I got kicked out of the Brownies for mounting a mosquito. (I think we were supposed to be working on some home economics badge at that moment, & I was deemed unserious about my future role as homemaker.) That was the end of my taxidermy career.

Marie

July 29, 2015 | Registered CommenterMarie Burns

@D.C. Ebay will never let you down.

Marie

July 29, 2015 | Registered CommenterMarie Burns

Thanks. Gotta be the right size, though. Not much space above my chamber door.

July 29, 2015 | Unregistered CommenterD.C.Clark

@CW: I must have a dirty mind 'cause I tried to picture anyone
mounting a mosquito. Didn't work.
And Ak stated earlier "Obama is getting ready to stop all elections
by using marital law". Does that mean now that same sex marriage
is law, I have to get a firearm and stop elections for Obama?
I have an aversion to firearms but I'll think of something, like
attack voters with a feather boa?

July 29, 2015 | Unregistered CommenterForrest Morris

@Forrest Morris: You do have a right to bare arms.

Marie

July 29, 2015 | Registered CommenterMarie Burns

D.C.

Above your chamber door?

In that case, nev....oh....I can't say it.

I knew a great pretender of the Brooks species who, some years ago, was thrilled to reveal to a few of us that after a lengthy world-wide search, he had come into contact with the bust of Athena. Hard pressed I was not to let out (at that moment) with the obvious persnickety snarks (which, of course received the appropriate guffaws later, during the walk to a respectably deplorable watering hole).

But I have to say that "A Taxidermist in Innsbruck" sounds as if it could be the title of a short story by William Trevor, or perhaps an essay from David Foster Wallace. "Consider the Lobster, Embalmed by a Taxidermist From Innsbruck."

Or something.

July 29, 2015 | Unregistered CommenterAkhilleus

Forrest,

Damn! I knew someone would pick that up.

But I kind of like the idea of Confederates bein' a-feared of a Marital Law that didn't, as they are always so fond of saying "pick the winners".

Ha.

And Marie, "bare arms"? Girl, don't get me started!
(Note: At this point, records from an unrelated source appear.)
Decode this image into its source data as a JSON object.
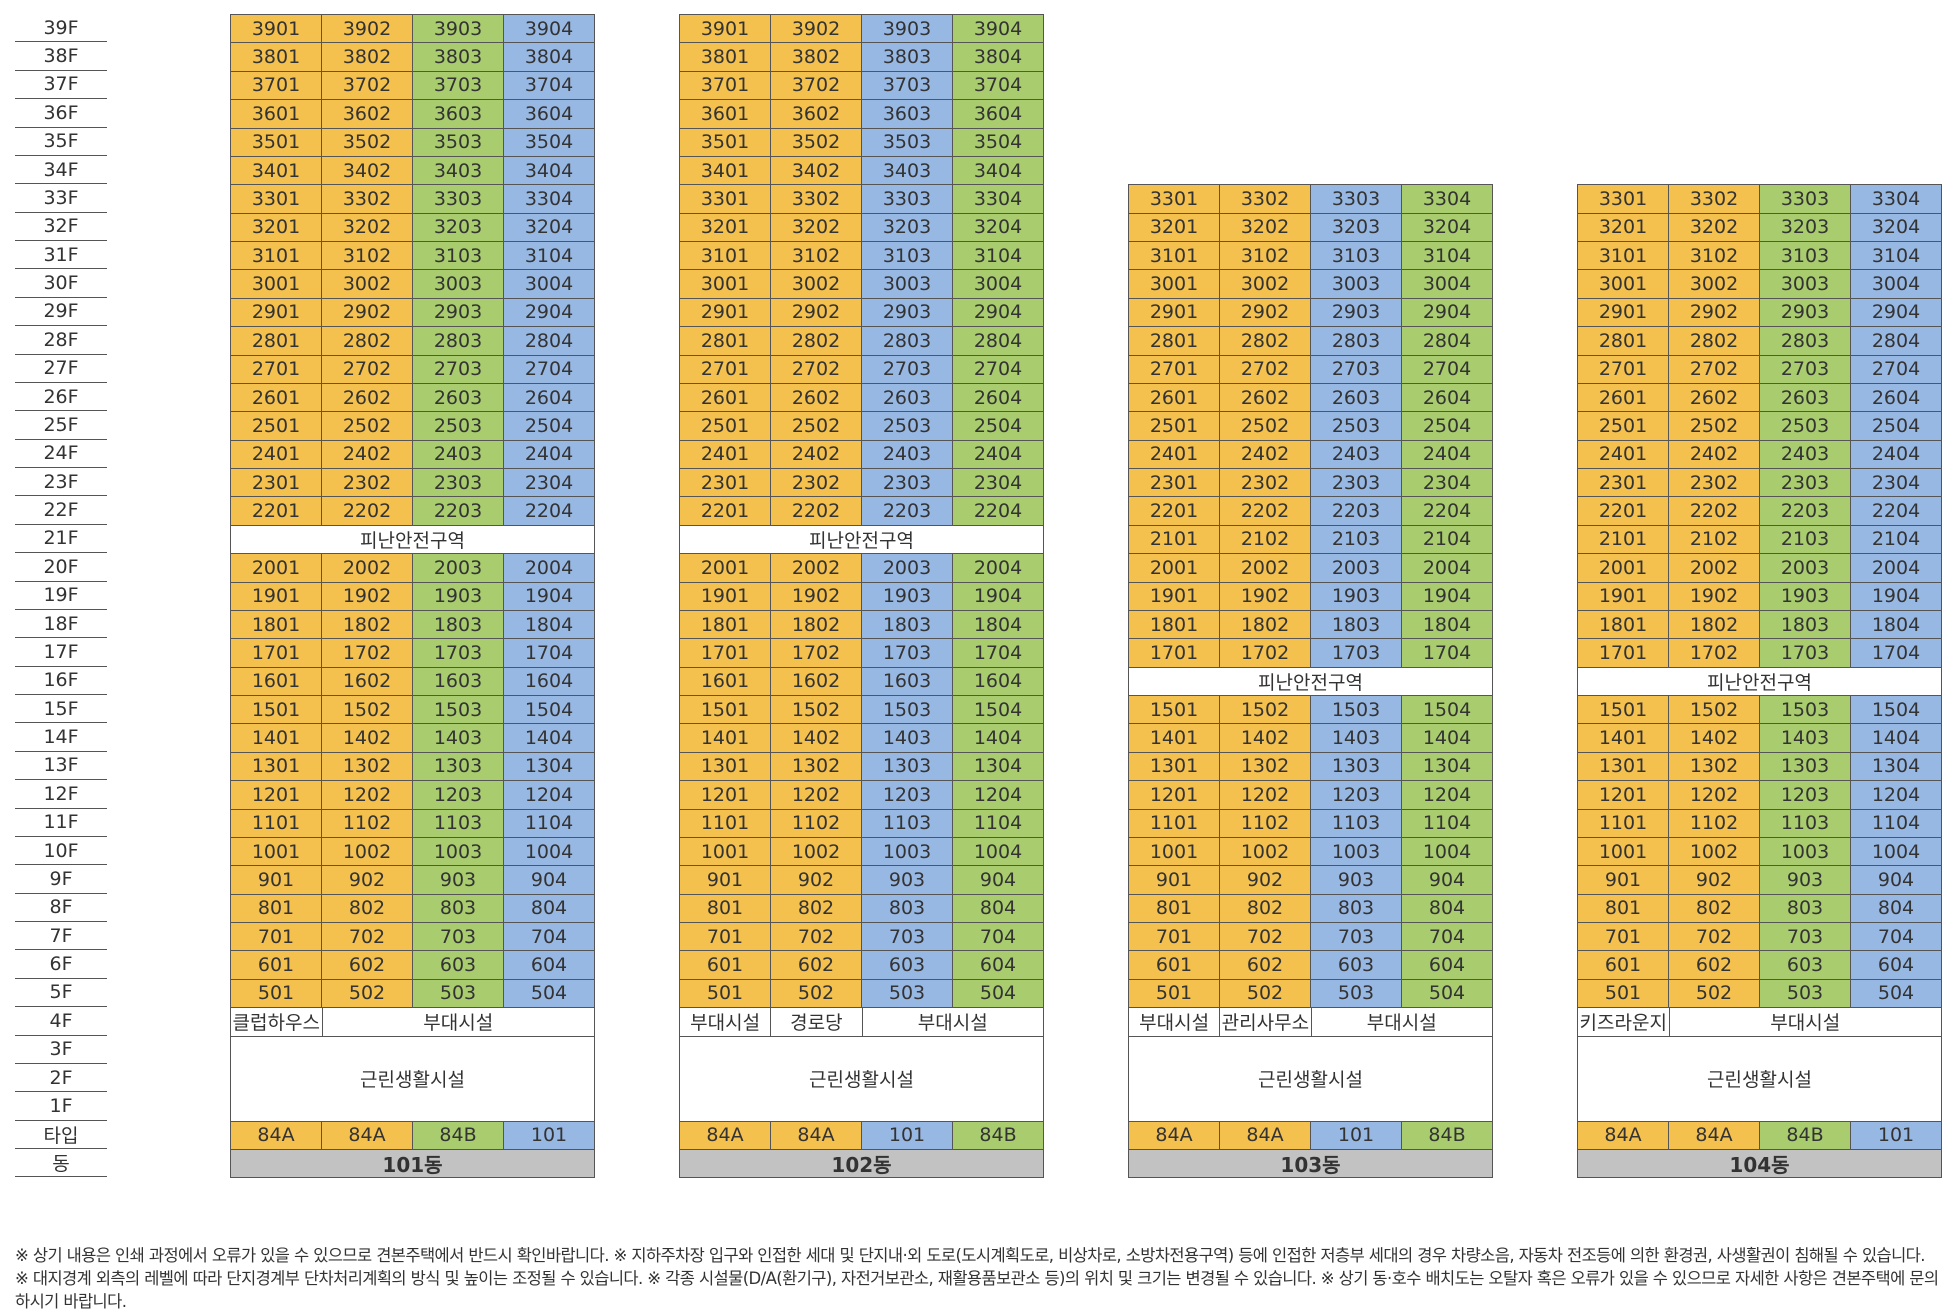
{
  "floors": [
    "39F",
    "38F",
    "37F",
    "36F",
    "35F",
    "34F",
    "33F",
    "32F",
    "31F",
    "30F",
    "29F",
    "28F",
    "27F",
    "26F",
    "25F",
    "24F",
    "23F",
    "22F",
    "21F",
    "20F",
    "19F",
    "18F",
    "17F",
    "16F",
    "15F",
    "14F",
    "13F",
    "12F",
    "11F",
    "10F",
    "9F",
    "8F",
    "7F",
    "6F",
    "5F",
    "4F",
    "3F",
    "2F",
    "1F",
    "타입",
    "동"
  ],
  "colors": {
    "orange": "#f4c04e",
    "green": "#a8cc6e",
    "blue": "#98b8e4",
    "white": "#ffffff",
    "gray": "#c2c2c2"
  },
  "refuge_label": "피난안전구역",
  "common_label": "근린생활시설",
  "buildings": [
    {
      "name": "101동",
      "top_floor": 39,
      "refuge_floor": 21,
      "unit_colors_upper": [
        "orange",
        "orange",
        "green",
        "blue"
      ],
      "unit_colors_lower": [
        "orange",
        "orange",
        "green",
        "blue"
      ],
      "facilities": [
        {
          "label": "클럽하우스",
          "span": 1
        },
        {
          "label": "부대시설",
          "span": 3
        }
      ],
      "types": [
        {
          "label": "84A",
          "color": "orange"
        },
        {
          "label": "84A",
          "color": "orange"
        },
        {
          "label": "84B",
          "color": "green"
        },
        {
          "label": "101",
          "color": "blue"
        }
      ]
    },
    {
      "name": "102동",
      "top_floor": 39,
      "refuge_floor": 21,
      "unit_colors_upper": [
        "orange",
        "orange",
        "blue",
        "green"
      ],
      "unit_colors_lower": [
        "orange",
        "orange",
        "blue",
        "green"
      ],
      "facilities": [
        {
          "label": "부대시설",
          "span": 1
        },
        {
          "label": "경로당",
          "span": 1
        },
        {
          "label": "부대시설",
          "span": 2
        }
      ],
      "types": [
        {
          "label": "84A",
          "color": "orange"
        },
        {
          "label": "84A",
          "color": "orange"
        },
        {
          "label": "101",
          "color": "blue"
        },
        {
          "label": "84B",
          "color": "green"
        }
      ]
    },
    {
      "name": "103동",
      "top_floor": 33,
      "refuge_floor": 16,
      "unit_colors_upper": [
        "orange",
        "orange",
        "blue",
        "green"
      ],
      "unit_colors_lower": [
        "orange",
        "orange",
        "blue",
        "green"
      ],
      "facilities": [
        {
          "label": "부대시설",
          "span": 1
        },
        {
          "label": "관리사무소",
          "span": 1
        },
        {
          "label": "부대시설",
          "span": 2
        }
      ],
      "types": [
        {
          "label": "84A",
          "color": "orange"
        },
        {
          "label": "84A",
          "color": "orange"
        },
        {
          "label": "101",
          "color": "blue"
        },
        {
          "label": "84B",
          "color": "green"
        }
      ]
    },
    {
      "name": "104동",
      "top_floor": 33,
      "refuge_floor": 16,
      "unit_colors_upper": [
        "orange",
        "orange",
        "green",
        "blue"
      ],
      "unit_colors_lower": [
        "orange",
        "orange",
        "green",
        "blue"
      ],
      "facilities": [
        {
          "label": "키즈라운지",
          "span": 1
        },
        {
          "label": "부대시설",
          "span": 3
        }
      ],
      "types": [
        {
          "label": "84A",
          "color": "orange"
        },
        {
          "label": "84A",
          "color": "orange"
        },
        {
          "label": "84B",
          "color": "green"
        },
        {
          "label": "101",
          "color": "blue"
        }
      ]
    }
  ],
  "notes": [
    "※ 상기 내용은 인쇄 과정에서 오류가 있을 수 있으므로 견본주택에서 반드시 확인바랍니다. ※ 지하주차장 입구와 인접한 세대 및 단지내·외 도로(도시계획도로, 비상차로, 소방차전용구역) 등에 인접한 저층부 세대의 경우 차량소음, 자동차 전조등에 의한 환경권, 사생활권이 침해될 수 있습니다.",
    "※ 대지경계 외측의 레벨에 따라 단지경계부 단차처리계획의 방식 및 높이는 조정될 수 있습니다. ※ 각종 시설물(D/A(환기구), 자전거보관소, 재활용품보관소 등)의 위치 및 크기는 변경될 수 있습니다. ※ 상기 동·호수 배치도는 오탈자 혹은 오류가 있을 수 있으므로 자세한 사항은 견본주택에 문의",
    "하시기 바랍니다."
  ]
}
I am genetically inclined toward weak humor.

"Der Vas a Shtormtrooper from Shtuttgart..."

July 29, 2015 | Unregistered CommenterAkhilleus

@D.C.Clark: You could always remodel, though you never know what you might find behind a wall.

Marie

July 29, 2015 | Registered CommenterMarie Burns

Jimmy Kimmel does a dance on the head of Dr Painful Manly-Man, the Lion Murderer:

Nicely done.

July 29, 2015 | Unregistered CommenterAkhilleus

Marie,

And if D.C. doesn't have much room for things behind the wall, he could always poe-k around for a flask of amontillado.

July 29, 2015 | Unregistered CommenterAkhilleus

Oh dear, now you've done it. It's story time again:

Some years ago I took in a solid black cat. Named him Schrödinger, of course -- sort of like a psychiatrist naming a dog Pavlov. He lived long and prospered, but the sad day came when it was necessary to make that final trip to the Vet. As the fatal needle was going in, it dawned on me: Damn! We're about to kill the Schrödinger Cat! Was this going to collapse some quantum probability wave function and spin the universe into an alternative reality? Then I considered: if it did, how would we know? Sayonara Schrödinger.
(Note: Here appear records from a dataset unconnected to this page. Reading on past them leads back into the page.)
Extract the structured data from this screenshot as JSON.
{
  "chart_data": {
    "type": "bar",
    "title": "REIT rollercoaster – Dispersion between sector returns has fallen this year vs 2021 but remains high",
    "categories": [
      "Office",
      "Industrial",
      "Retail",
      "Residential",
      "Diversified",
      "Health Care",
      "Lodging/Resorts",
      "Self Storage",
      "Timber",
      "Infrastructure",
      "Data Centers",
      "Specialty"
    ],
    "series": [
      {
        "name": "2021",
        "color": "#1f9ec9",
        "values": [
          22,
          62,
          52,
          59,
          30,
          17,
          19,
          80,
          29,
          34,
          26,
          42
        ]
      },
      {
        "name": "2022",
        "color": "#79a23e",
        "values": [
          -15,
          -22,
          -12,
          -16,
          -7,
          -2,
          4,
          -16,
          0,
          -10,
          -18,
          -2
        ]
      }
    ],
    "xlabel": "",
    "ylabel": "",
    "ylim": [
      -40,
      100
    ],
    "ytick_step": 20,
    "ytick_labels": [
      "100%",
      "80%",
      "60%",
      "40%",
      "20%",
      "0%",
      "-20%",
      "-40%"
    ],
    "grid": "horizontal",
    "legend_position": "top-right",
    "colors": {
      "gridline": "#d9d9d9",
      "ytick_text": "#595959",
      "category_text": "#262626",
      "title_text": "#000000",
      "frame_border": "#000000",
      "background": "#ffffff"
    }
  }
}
Those of you who have read the "Hitchhiker's Guide to the Galaxy" will recall the theory that once the Cosmic Computer had fulfilled it's function: discovered the question to the ultimate answer (42), the universe would cease to exist and be replaced by something even more ridiculous. And that many believed this has already happened.

Now, tying all this together with the unsurpassed ridiculousness of the current political environment... well, you figure it out.

In any case, Schrödinger and I regret any inconvenience we may inadvertently have caused, and are also sorry if this thread has gotten way too arcane. I'm done. Now where's my towel?